Comment by Szpadel

Comment by Szpadel 21 hours ago

4 replies

with RL it's hard to define score function in many categories. rhis is especially visible in current coding capabilities. LLM will very often create sloppy solutions because they work well in RL. hardcoding API keys? ignoring errors? disabling lints? those pass in automated evaluation therefore are reinforced in training. are they good solutions? of course not.

It's very hard to define (in way to create lints) what makes core readable and maintainable. Using other LLM for this task could cause original model to game the system by abusing some weaknesses in the other model.

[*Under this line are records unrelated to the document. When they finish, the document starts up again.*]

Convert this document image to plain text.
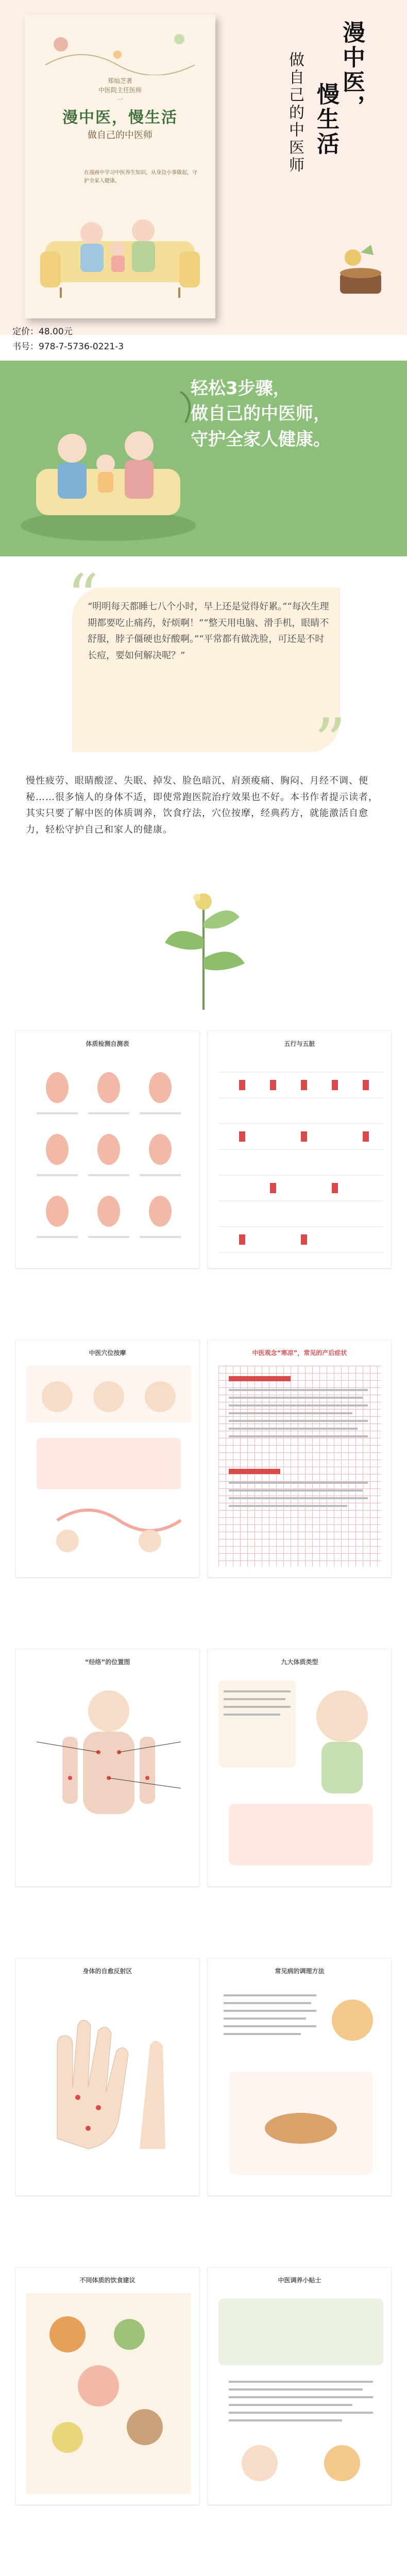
郑灿芝著
中医院主任医师
一
漫中医，慢生活
做自己的中医师
在漫画中学习中医养生知识，从身边小事做起，守护全家人健康。
漫中医，
慢生活
做自己的中医师
定价：48.00元
书号：978-7-5736-0221-3
轻松3步骤，
做自己的中医师，
守护全家人健康。
“明明每天都睡七八个小时，早上还是觉得好累。”“每次生理期都要吃止痛药，好烦啊！”“整天用电脑、滑手机，眼睛不舒服，脖子僵硬也好酸啊。”“平常都有做洗脸，可还是不时长痘，要如何解决呢？”
“
”
慢性疲劳、眼睛酸涩、失眠、掉发、脸色暗沉、肩颈痠痛、胸闷、月经不调、便秘……很多恼人的身体不适，即使常跑医院治疗效果也不好。本书作者提示读者，其实只要了解中医的体质调养，饮食疗法，穴位按摩，经典药方，就能激活自愈力，轻松守护自己和家人的健康。
体质检测自测表	五行与五脏
中医穴位按摩	中医观念“寒凉”，常见的产后症状
“经络”的位置图	九大体质类型
身体的自愈反射区	常见病的调理方法
不同体质的饮食建议	中医调养小贴士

for other tasks, how do you even evaluate thinks like eg user experience/app design? how to properly evaluate pelican ridding bicycle?

esperent 17 hours ago

> hardcoding API keys? ignoring errors? disabling lints?

These kind of "rookie mistakes" are not things that any modern LLM is likely to do. Indeed, I had to argue quite strongly with Gemini recently when I was learning a new tool (so basically just playing around with a fully local setup) and I hardcoded an API key then tried to commit it. The LLM did NOT like that! I had to carefully explain that this was a toy repo.

The argument against this (by Gemini) was that toy repos often grow into production tools so it's best to follow basic security rules from the start. Which, to be fair, is a good argument. I still committed the key though (and deleted the repo a day or so later).

CuriouslyC 19 hours ago

You can project them onto a linear space by gathering enough pairwise evaluations. PelicanElo.